# I should have just left the lid on.



## aftershockews (Dec 22, 2012)

Saw this today on a service call.

I guess the tenant did not have a gas stove, so decided to wire for their electric model.


----------



## MTW (Aug 28, 2013)

Well, he tried at least. :jester:


----------



## ampman (Apr 2, 2009)

Wow you used 12-2 for the range and didn't even route it correctly HACK




















I know you didn't do this


----------



## aftershockews (Dec 22, 2012)

ampman said:


> Wow you used 12-2 for the range and didn't even route it correctly HACK
> 
> I know you didn't do this


I guess it does look kinda yellow in the pics. It's 10/2.
Office is going to inform the HO and see what they want done.


----------



## Shockdoc (Mar 4, 2010)

I ran 10/2 to range in a rental i lived in. Worked fine.


----------



## McClary’s Electrical (Feb 21, 2009)

As long as they don't turn on all the burners and oven, it will work forever.


----------



## aftershockews (Dec 22, 2012)

mcclary's electrical said:


> As long as they don't turn on all the burners and oven, it will work forever.
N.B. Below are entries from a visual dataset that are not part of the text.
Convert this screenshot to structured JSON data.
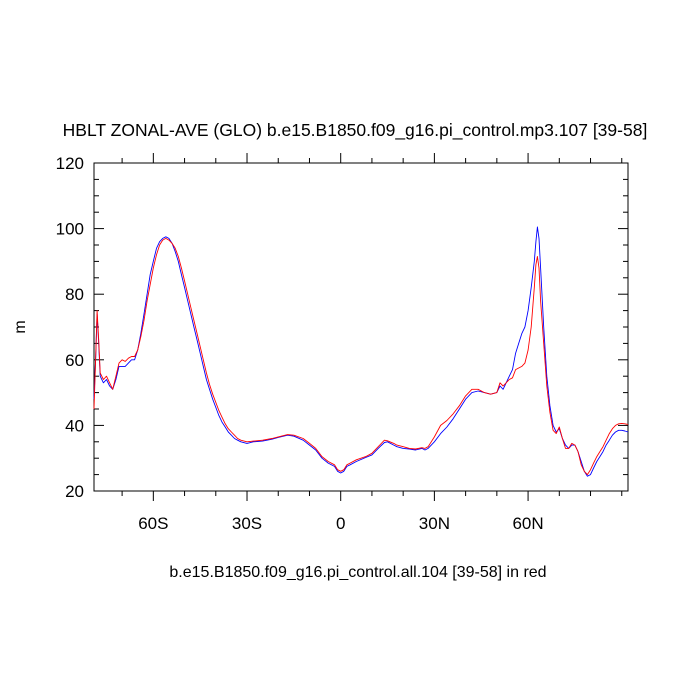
{
  "chart_data": {
    "type": "line",
    "title": "HBLT ZONAL-AVE (GLO) b.e15.B1850.f09_g16.pi_control.mp3.107 [39-58]",
    "ylabel": "m",
    "xlabel": "b.e15.B1850.f09_g16.pi_control.all.104 [39-58] in red",
    "xlim": [
      -79,
      92
    ],
    "ylim": [
      20,
      120
    ],
    "x_ticks": [
      {
        "value": -60,
        "label": "60S"
      },
      {
        "value": -30,
        "label": "30S"
      },
      {
        "value": 0,
        "label": "0"
      },
      {
        "value": 30,
        "label": "30N"
      },
      {
        "value": 60,
        "label": "60N"
      }
    ],
    "y_ticks": [
      20,
      40,
      60,
      80,
      100,
      120
    ],
    "grid": false,
    "series": [
      {
        "color": "#0000ff",
        "points": [
          [
            -79,
            48
          ],
          [
            -78.5,
            60
          ],
          [
            -78,
            74
          ],
          [
            -77.5,
            65
          ],
          [
            -77,
            55
          ],
          [
            -76,
            53
          ],
          [
            -75,
            54
          ],
          [
            -74,
            52
          ],
          [
            -73,
            51
          ],
          [
            -72,
            54
          ],
          [
            -71,
            58
          ],
          [
            -70,
            58
          ],
          [
            -69,
            58
          ],
          [
            -68,
            59
          ],
          [
            -67,
            60
          ],
          [
            -66,
            60
          ],
          [
            -65,
            63
          ],
          [
            -64,
            68
          ],
          [
            -63,
            74
          ],
          [
            -62,
            80
          ],
          [
            -61,
            86
          ],
          [
            -60,
            90
          ],
          [
            -59,
            94
          ],
          [
            -58,
            96
          ],
          [
            -57,
            97
          ],
          [
            -56,
            97.5
          ],
          [
            -55,
            97
          ],
          [
            -54,
            95.5
          ],
          [
            -53,
            93
          ],
          [
            -52,
            90
          ],
          [
            -51,
            86
          ],
          [
            -50,
            82
          ],
          [
            -49,
            78
          ],
          [
            -48,
            74
          ],
          [
            -47,
            70
          ],
          [
            -46,
            66
          ],
          [
            -45,
            62
          ],
          [
            -44,
            58
          ],
          [
            -43,
            54
          ],
          [
            -42,
            51
          ],
          [
            -41,
            48
          ],
          [
            -40,
            45.5
          ],
          [
            -39,
            43
          ],
          [
            -38,
            41
          ],
          [
            -37,
            39.5
          ],
          [
            -36,
            38
          ],
          [
            -35,
            37
          ],
          [
            -34,
            36
          ],
          [
            -33,
            35.5
          ],
          [
            -32,
            35
          ],
          [
            -30,
            34.5
          ],
          [
            -28,
            35
          ],
          [
            -25,
            35.2
          ],
          [
            -22,
            35.8
          ],
          [
            -20,
            36.3
          ],
          [
            -17,
            37
          ],
          [
            -15,
            36.7
          ],
          [
            -12,
            35.5
          ],
          [
            -10,
            34
          ],
          [
            -8,
            32.5
          ],
          [
            -6,
            30
          ],
          [
            -4,
            28.5
          ],
          [
            -2,
            27.5
          ],
          [
            -1,
            26
          ],
          [
            0,
            25.5
          ],
          [
            1,
            26
          ],
          [
            2,
            27.5
          ],
          [
            3,
            28
          ],
          [
            5,
            29
          ],
          [
            8,
            30.2
          ],
          [
            10,
            31
          ],
          [
            12,
            33
          ],
          [
            14,
            34.8
          ],
          [
            15,
            35
          ],
          [
            17,
            34
          ],
          [
            18,
            33.5
          ],
          [
            20,
            33
          ],
          [
            22,
            32.8
          ],
          [
            24,
            32.5
          ],
          [
            26,
            33
          ],
          [
            27,
            32.5
          ],
          [
            28,
            33
          ],
          [
            30,
            35
          ],
          [
            32,
            37.5
          ],
          [
            34,
            39.5
          ],
          [
            36,
            42
          ],
          [
            38,
            45
          ],
          [
            40,
            48
          ],
          [
            42,
            50
          ],
          [
            44,
            50.5
          ],
          [
            46,
            50
          ],
          [
            48,
            49.5
          ],
          [
            50,
            50
          ],
          [
            51,
            52
          ],
          [
            52,
            51
          ],
          [
            54,
            55
          ],
          [
            55,
            57
          ],
          [
            56,
            62
          ],
          [
            57,
            65
          ],
          [
            58,
            68
          ],
          [
            59,
            70
          ],
          [
            60,
            75
          ],
          [
            61,
            82
          ],
          [
            62,
            90
          ],
          [
            62.5,
            96
          ],
          [
            63,
            100.5
          ],
          [
            63.5,
            97
          ],
          [
            64,
            88
          ],
          [
            65,
            70
          ],
          [
            66,
            55
          ],
          [
            67,
            46
          ],
          [
            68,
            40
          ],
          [
            69,
            38
          ],
          [
            70,
            39
          ],
          [
            71,
            36
          ],
          [
            72,
            34
          ],
          [
            73,
            33
          ],
          [
            74,
            34
          ],
          [
            75,
            34
          ],
          [
            76,
            32
          ],
          [
            77,
            29
          ],
          [
            78,
            26
          ],
          [
            79,
            24.5
          ],
          [
            80,
            25
          ],
          [
            81,
            27
          ],
          [
            82,
            29
          ],
          [
            83,
            30.5
          ],
          [
            84,
            32
          ],
          [
            85,
            34
          ],
          [
            86,
            35.5
          ],
          [
            87,
            37
          ],
          [
            88,
            38
          ],
          [
            89,
            38.5
          ],
          [
            90,
            38.5
          ],
          [
            91,
            38.3
          ],
          [
            92,
            38
          ]
        ]
      },
      {
        "color": "#ff0000",
        "points": [
          [
            -79,
            45
          ],
          [
            -78.5,
            60
          ],
          [
            -78,
            75
          ],
          [
            -77.5,
            66
          ],
          [
            -77,
            56
          ],
          [
            -76,
            54
          ],
          [
            -75,
            55
          ],
          [
            -74,
            53
          ],
          [
            -73,
            51
          ],
          [
            -72,
            55
          ],
          [
            -71,
            59
          ],
          [
            -70,
            60
          ],
          [
            -69,
            59.5
          ],
          [
            -68,
            60.5
          ],
          [
            -67,
            61
          ],
          [
            -66,
            61
          ],
          [
            -65,
            63
          ],
          [
            -64,
            67
          ],
          [
            -63,
            72
          ],
          [
            -62,
            78
          ],
          [
            -61,
            83
          ],
          [
            -60,
            88
          ],
          [
            -59,
            92
          ],
          [
            -58,
            95
          ],
          [
            -57,
            96.5
          ],
          [
            -56,
            97
          ],
          [
            -55,
            96.5
          ],
          [
            -54,
            95.5
          ],
          [
            -53,
            94
          ],
          [
            -52,
            91.5
          ],
          [
            -51,
            88
          ],
          [
            -50,
            84
          ],
          [
            -49,
            80
          ],
          [
            -48,
            76
          ],
          [
            -47,
            72
          ],
          [
            -46,
            68
          ],
          [
            -45,
            64
          ],
          [
            -44,
            60
          ],
          [
            -43,
            56
          ],
          [
            -42,
            52.5
          ],
          [
            -41,
            49.5
          ],
          [
            -40,
            47
          ],
          [
            -39,
            44.5
          ],
          [
            -38,
            42.5
          ],
          [
            -37,
            40.5
          ],
          [
            -36,
            39
          ],
          [
            -35,
            38
          ],
          [
            -34,
            37
          ],
          [
            -33,
            36
          ],
          [
            -32,
            35.5
          ],
          [
            -30,
            35
          ],
          [
            -28,
            35.2
          ],
          [
            -25,
            35.5
          ],
          [
            -22,
            36
          ],
          [
            -20,
            36.5
          ],
          [
            -17,
            37.2
          ],
          [
            -15,
            37
          ],
          [
            -12,
            36
          ],
          [
            -10,
            34.5
          ],
          [
            -8,
            33
          ],
          [
            -6,
            30.5
          ],
          [
            -4,
            29
          ],
          [
            -2,
            28
          ],
          [
            -1,
            26.5
          ],
          [
            0,
            26
          ],
          [
            1,
            26.5
          ],
          [
            2,
            28
          ],
          [
            3,
            28.5
          ],
          [
            5,
            29.5
          ],
          [
            8,
            30.5
          ],
          [
            10,
            31.5
          ],
          [
            12,
            33.5
          ],
          [
            14,
            35.5
          ],
          [
            15,
            35.3
          ],
          [
            17,
            34.5
          ],
          [
            18,
            34
          ],
          [
            20,
            33.5
          ],
          [
            22,
            33
          ],
          [
            24,
            32.8
          ],
          [
            26,
            33.2
          ],
          [
            27,
            33
          ],
          [
            28,
            33.5
          ],
          [
            29,
            35
          ],
          [
            30,
            36.5
          ],
          [
            32,
            40
          ],
          [
            34,
            41.5
          ],
          [
            36,
            43.5
          ],
          [
            38,
            46
          ],
          [
            40,
            49
          ],
          [
            42,
            51
          ],
          [
            44,
            51
          ],
          [
            46,
            50
          ],
          [
            48,
            49.5
          ],
          [
            50,
            50
          ],
          [
            51,
            53
          ],
          [
            52,
            52
          ],
          [
            54,
            54
          ],
          [
            55,
            54.5
          ],
          [
            56,
            57
          ],
          [
            57,
            57.5
          ],
          [
            58,
            58
          ],
          [
            59,
            59
          ],
          [
            60,
            63
          ],
          [
            61,
            70
          ],
          [
            62,
            82
          ],
          [
            62.5,
            89
          ],
          [
            63,
            91.5
          ],
          [
            63.5,
            88
          ],
          [
            64,
            78
          ],
          [
            65,
            65
          ],
          [
            66,
            52
          ],
          [
            67,
            44
          ],
          [
            68,
            38.5
          ],
          [
            69,
            37.5
          ],
          [
            70,
            39.5
          ],
          [
            71,
            36
          ],
          [
            72,
            33
          ],
          [
            73,
            33
          ],
          [
            74,
            34.5
          ],
          [
            75,
            34
          ],
          [
            76,
            32
          ],
          [
            77,
            28
          ],
          [
            78,
            26
          ],
          [
            79,
            25
          ],
          [
            80,
            26.5
          ],
          [
            81,
            28.5
          ],
          [
            82,
            30.5
          ],
          [
            83,
            32
          ],
          [
            84,
            33.5
          ],
          [
            85,
            35.5
          ],
          [
            86,
            37.5
          ],
          [
            87,
            39
          ],
          [
            88,
            40
          ],
          [
            89,
            40.5
          ],
          [
            90,
            40.6
          ],
          [
            91,
            40.5
          ],
          [
            92,
            40.3
          ]
        ]
      }
    ]
  }
}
Cool, I will sleep better tonight.


----------



## Shockdoc (Mar 4, 2010)

When i was on a job in 01' wiring Marriott residents inn, the plans speced 10/3 for full size and 12/3 for half size ranges.


----------



## aftershockews (Dec 22, 2012)

mcclary's electrical said:


> As long as they don't turn on all the burners and oven, it will work forever.


Burners are gas
Elements are electric.

Just sayin. :jester::whistling2:


----------



## MHElectric (Oct 14, 2011)

That looks like the kinda job I would do at my house. :jester:


----------